Besides that, there was weird porn, anarchist-cookbook style text files, nearly unintelligable stories of hacker/pirate busts, much macho posturing. Great fodder for a young male imagination. I worked on a hacker newspaper, The Humble Review, since I couldn't program or hack, that was my (puny) claim to fame in the underground scene. i submitted an article on Akira.

I did design ANSI art screens for boards, and I was co-sysop of "Snarf's Music Studio" for a while. I mostly hosted the poetry forum there; a lot of anti-death penalty and anti-gulf war ranting, interspersed with fifteen year old male creativity. A few sites would only let you download files if you posted messages, or posting messages was a way to earn file credits. So I learned to participate in conversations online to support my habit. I could never supply anyone new warez releases with 2400 bps.

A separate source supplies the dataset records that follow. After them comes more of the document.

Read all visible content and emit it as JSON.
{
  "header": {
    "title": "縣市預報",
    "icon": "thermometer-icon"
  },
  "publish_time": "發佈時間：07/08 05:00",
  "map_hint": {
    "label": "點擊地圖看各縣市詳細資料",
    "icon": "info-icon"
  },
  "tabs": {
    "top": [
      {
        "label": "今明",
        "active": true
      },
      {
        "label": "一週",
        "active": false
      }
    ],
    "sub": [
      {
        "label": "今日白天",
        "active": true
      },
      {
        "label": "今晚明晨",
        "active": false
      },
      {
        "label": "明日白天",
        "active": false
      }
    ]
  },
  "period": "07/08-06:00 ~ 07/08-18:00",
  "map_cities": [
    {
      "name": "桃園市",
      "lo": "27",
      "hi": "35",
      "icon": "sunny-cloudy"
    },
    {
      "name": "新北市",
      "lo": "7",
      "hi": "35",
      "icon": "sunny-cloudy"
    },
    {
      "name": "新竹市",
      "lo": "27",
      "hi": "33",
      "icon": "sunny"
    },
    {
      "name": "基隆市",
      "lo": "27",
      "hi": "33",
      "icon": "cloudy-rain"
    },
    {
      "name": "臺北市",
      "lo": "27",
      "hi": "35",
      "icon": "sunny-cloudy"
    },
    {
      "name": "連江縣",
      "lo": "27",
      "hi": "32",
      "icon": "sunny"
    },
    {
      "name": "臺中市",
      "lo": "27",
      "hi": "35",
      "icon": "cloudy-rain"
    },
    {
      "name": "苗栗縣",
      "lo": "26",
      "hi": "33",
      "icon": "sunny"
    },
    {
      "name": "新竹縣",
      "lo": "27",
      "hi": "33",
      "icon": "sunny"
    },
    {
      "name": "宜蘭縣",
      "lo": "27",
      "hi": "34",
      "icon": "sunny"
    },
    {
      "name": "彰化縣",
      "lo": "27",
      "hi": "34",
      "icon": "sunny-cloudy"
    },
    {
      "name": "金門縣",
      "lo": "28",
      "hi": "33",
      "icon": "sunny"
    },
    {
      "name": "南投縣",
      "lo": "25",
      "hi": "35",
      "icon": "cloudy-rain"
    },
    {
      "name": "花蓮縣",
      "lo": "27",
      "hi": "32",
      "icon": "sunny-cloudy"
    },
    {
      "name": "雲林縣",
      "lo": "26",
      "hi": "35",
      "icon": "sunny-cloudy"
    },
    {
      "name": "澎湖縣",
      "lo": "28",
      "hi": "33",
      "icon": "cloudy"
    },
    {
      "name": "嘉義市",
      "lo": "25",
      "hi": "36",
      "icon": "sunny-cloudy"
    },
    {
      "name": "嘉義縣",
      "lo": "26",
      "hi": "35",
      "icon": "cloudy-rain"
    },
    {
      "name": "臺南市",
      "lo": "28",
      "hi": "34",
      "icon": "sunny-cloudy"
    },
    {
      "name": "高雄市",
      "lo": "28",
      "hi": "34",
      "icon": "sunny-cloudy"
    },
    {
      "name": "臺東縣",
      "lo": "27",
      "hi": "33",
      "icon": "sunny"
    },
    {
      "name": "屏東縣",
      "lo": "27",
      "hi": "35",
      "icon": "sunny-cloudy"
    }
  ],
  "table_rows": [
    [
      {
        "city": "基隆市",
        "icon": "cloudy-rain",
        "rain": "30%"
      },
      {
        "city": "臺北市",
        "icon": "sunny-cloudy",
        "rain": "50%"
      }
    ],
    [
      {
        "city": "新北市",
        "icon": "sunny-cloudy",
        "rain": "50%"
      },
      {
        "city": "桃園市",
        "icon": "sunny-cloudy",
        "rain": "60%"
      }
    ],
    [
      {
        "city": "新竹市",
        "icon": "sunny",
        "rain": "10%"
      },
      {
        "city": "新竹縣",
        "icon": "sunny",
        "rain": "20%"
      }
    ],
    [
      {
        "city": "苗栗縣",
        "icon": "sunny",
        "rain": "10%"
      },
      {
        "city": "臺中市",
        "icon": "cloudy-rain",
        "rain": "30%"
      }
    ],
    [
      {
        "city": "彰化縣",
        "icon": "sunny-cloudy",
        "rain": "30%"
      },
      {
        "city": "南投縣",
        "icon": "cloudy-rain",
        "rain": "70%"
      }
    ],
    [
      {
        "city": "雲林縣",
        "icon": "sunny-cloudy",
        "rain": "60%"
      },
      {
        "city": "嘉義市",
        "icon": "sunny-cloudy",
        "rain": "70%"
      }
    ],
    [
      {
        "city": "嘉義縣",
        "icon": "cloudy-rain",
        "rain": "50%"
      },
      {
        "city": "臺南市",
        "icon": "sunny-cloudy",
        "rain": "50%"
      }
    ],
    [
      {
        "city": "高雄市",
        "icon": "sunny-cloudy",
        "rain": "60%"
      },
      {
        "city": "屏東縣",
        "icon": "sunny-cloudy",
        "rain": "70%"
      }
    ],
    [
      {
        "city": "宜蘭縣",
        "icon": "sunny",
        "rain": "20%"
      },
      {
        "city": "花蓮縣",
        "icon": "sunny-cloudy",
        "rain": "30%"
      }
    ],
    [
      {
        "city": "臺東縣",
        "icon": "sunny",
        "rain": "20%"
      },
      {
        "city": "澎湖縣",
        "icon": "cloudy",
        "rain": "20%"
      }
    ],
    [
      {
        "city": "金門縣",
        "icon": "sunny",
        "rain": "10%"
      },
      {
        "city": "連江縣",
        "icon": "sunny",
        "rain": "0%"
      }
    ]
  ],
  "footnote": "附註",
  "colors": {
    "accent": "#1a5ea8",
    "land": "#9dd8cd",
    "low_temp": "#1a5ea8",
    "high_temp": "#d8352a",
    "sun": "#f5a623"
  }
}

I called up a BBS in Chicago called the Dog House South (not to be confused with the Dog House North, another BBS). The experience was pretty boring until I discovered that I could break into the PCBoard sysop functions, including user records. I spent a few hours tinkering with the system, setting up accounts, and never called back. I recieved a phone call from the sysop three weeks later (since I'd put my real phone # in my user record, duh) and I was harangued for violating his system and increasing his workload. A downhome exposure to the ramifications of hacking.

Eventually, I was exposed to the Internet in 1990. While there wasn't so much warez, there was great information. I haven't really gone back to BBSing, only the occasional Hotline server.